Elisha’s throat went dry. Pray. Only in English, so far as he knew, could the word be “prey” as well, a meaning Vertuollo, in Italian, could not intend. Could he?
“But I shall keep you no longer—I see you are on an urgent mission.” With a beatific smile, Count Vertuollo dismissed them, giving Elisha no more than a glance, but his presence radiated excitement, and, as Elisha passed, Vertuollo sighed, “Farewell, Brother.”
As they hurried through the streets, Rinaldo tossed over his shoulder, “You’ve said he is our enemy, but you never said wh
y you think this, Dottore. If he has given his support, then surely—”
“No, Captain,” Elisha snapped back, jogging to keep up. “A man may fight beside you, may support your cause, for reasons that have nothing to do with honor or justice.” And a mancer that sensitive did not come out of his way for a church, but to deliver a message. On the surface, his support seemed genuine, a commitment to the peace of Rome, in the hopes of bringing home the Pope. He spoke as if Elisha had convinced him of this course, the glory of a Holy Jubilee, returning wealth and vitality to a decrepit city.
Sometimes, Elisha caught glimpses of what Rome had been, what it once more could be, but the mancers would use the Holy Year to torture and terrify thousands and bring the Church under their control. Vertuollo spoke of examples and enemies. Thank God he did not know Elisha was among them.
• • •
Within an hour of the warning they delivered, bells across the city rang, calling her citizen-soldiers to arms. Word spread of the Colonna army, and the citizens came, more worried about the barons than about the tribune’s erratic behavior. The mob gathered near the gate of San Lorenzo, named for Cola’s patron saint by happy coincidence that the tribune was pleased to acknowledge in a rousing speech before the open gates.

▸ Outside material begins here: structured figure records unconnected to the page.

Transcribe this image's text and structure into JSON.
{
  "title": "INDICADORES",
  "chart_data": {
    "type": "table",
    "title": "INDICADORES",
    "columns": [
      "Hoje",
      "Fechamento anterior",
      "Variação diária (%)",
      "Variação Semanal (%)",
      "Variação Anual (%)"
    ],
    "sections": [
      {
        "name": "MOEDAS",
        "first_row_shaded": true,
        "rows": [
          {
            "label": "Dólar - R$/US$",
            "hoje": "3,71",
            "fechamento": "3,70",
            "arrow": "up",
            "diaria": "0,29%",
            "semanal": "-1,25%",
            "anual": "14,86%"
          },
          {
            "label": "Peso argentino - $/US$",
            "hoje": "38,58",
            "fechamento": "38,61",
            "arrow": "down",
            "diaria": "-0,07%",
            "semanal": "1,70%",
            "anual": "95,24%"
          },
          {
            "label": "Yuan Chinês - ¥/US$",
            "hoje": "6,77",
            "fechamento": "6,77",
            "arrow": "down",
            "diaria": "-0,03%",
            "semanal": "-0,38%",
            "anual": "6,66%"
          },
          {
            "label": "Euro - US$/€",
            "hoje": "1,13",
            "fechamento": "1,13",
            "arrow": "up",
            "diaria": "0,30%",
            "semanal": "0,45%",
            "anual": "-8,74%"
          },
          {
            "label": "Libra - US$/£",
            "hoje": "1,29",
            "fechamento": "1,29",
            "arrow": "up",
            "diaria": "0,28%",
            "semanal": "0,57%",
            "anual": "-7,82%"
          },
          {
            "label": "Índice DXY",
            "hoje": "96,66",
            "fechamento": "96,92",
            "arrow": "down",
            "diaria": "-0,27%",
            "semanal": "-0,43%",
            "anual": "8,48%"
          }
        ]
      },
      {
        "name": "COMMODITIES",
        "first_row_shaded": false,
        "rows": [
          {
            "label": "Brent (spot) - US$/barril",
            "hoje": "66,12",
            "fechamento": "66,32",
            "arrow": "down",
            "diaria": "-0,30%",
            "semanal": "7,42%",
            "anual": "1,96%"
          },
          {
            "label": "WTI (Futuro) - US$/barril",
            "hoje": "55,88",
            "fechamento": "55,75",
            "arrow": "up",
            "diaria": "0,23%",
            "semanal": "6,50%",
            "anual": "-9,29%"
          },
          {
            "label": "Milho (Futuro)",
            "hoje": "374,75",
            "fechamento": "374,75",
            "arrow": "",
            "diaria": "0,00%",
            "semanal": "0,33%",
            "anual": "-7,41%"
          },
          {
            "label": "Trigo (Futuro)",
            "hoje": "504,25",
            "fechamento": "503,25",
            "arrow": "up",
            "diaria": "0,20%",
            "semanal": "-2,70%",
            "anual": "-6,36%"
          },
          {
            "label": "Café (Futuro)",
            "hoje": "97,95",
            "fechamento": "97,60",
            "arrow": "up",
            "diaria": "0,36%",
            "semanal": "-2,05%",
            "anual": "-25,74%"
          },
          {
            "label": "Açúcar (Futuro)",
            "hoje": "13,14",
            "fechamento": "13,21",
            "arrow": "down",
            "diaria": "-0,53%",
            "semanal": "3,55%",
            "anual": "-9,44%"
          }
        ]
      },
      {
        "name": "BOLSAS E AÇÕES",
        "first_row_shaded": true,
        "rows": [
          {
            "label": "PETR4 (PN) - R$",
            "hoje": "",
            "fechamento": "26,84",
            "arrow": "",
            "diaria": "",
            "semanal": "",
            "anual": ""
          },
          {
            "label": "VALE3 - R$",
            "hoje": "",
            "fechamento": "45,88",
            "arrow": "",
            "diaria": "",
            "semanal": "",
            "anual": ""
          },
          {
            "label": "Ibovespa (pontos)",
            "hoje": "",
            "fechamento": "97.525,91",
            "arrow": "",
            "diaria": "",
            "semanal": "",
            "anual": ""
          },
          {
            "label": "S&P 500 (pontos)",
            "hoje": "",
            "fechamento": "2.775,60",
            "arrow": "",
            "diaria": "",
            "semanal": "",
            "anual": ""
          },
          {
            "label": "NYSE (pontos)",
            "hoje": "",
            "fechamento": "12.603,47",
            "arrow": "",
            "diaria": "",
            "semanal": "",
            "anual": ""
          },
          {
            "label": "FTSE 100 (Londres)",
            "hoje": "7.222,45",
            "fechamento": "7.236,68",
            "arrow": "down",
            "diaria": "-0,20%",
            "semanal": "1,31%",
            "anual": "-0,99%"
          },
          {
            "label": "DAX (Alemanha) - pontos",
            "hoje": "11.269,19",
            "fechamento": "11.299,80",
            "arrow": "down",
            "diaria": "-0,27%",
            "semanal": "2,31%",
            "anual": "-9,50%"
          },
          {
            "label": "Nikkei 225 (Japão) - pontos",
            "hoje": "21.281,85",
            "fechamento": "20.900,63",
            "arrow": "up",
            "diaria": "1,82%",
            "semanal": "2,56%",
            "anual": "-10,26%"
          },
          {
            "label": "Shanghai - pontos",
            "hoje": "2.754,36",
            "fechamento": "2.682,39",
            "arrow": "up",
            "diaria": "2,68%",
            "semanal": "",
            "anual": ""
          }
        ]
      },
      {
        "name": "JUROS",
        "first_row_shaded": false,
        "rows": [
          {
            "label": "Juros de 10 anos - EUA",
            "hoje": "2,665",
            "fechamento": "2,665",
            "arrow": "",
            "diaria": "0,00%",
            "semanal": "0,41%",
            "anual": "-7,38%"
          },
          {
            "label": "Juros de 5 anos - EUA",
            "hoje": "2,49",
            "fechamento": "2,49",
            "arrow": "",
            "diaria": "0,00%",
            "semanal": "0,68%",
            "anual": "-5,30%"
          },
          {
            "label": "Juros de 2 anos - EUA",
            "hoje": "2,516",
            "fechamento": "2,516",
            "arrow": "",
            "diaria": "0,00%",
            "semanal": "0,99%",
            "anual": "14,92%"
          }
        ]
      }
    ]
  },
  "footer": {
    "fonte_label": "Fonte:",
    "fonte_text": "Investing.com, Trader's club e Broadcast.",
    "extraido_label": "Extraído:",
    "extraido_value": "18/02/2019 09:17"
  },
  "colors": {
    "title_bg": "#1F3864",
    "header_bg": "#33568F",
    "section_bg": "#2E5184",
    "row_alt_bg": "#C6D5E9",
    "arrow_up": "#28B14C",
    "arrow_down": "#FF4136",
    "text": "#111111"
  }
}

Any reasonable tyrant would close them, barring out the enemy, but Cola stood so convinced of his own righteousness that he merely shouted louder as the army approached. The Colonna paraded along the wall in all the trappings of nobility, horses decked with mail and silver-fitted bridles, knights in armor, ranks of men-at-arms in the matching Colonna livery. Elisha watched from the shadow of a damaged palace, his back to the stone, the presence of death almost overwhelming now, the shades of the dead flickering among the crowds of the living as if they should soon all be one. Rinaldo stood with the rest of the tribune’s army, clad in blue, decked with stars, swords gripped in their shivering hands.
“They think still to oppress us, my good citizens! Do you see how they seek to intimidate? But we are not afraid! We have conquered them before, and so we shall conquer them again!” Cola raised his fist to the sky, drawing a ragged cheer from the crowd.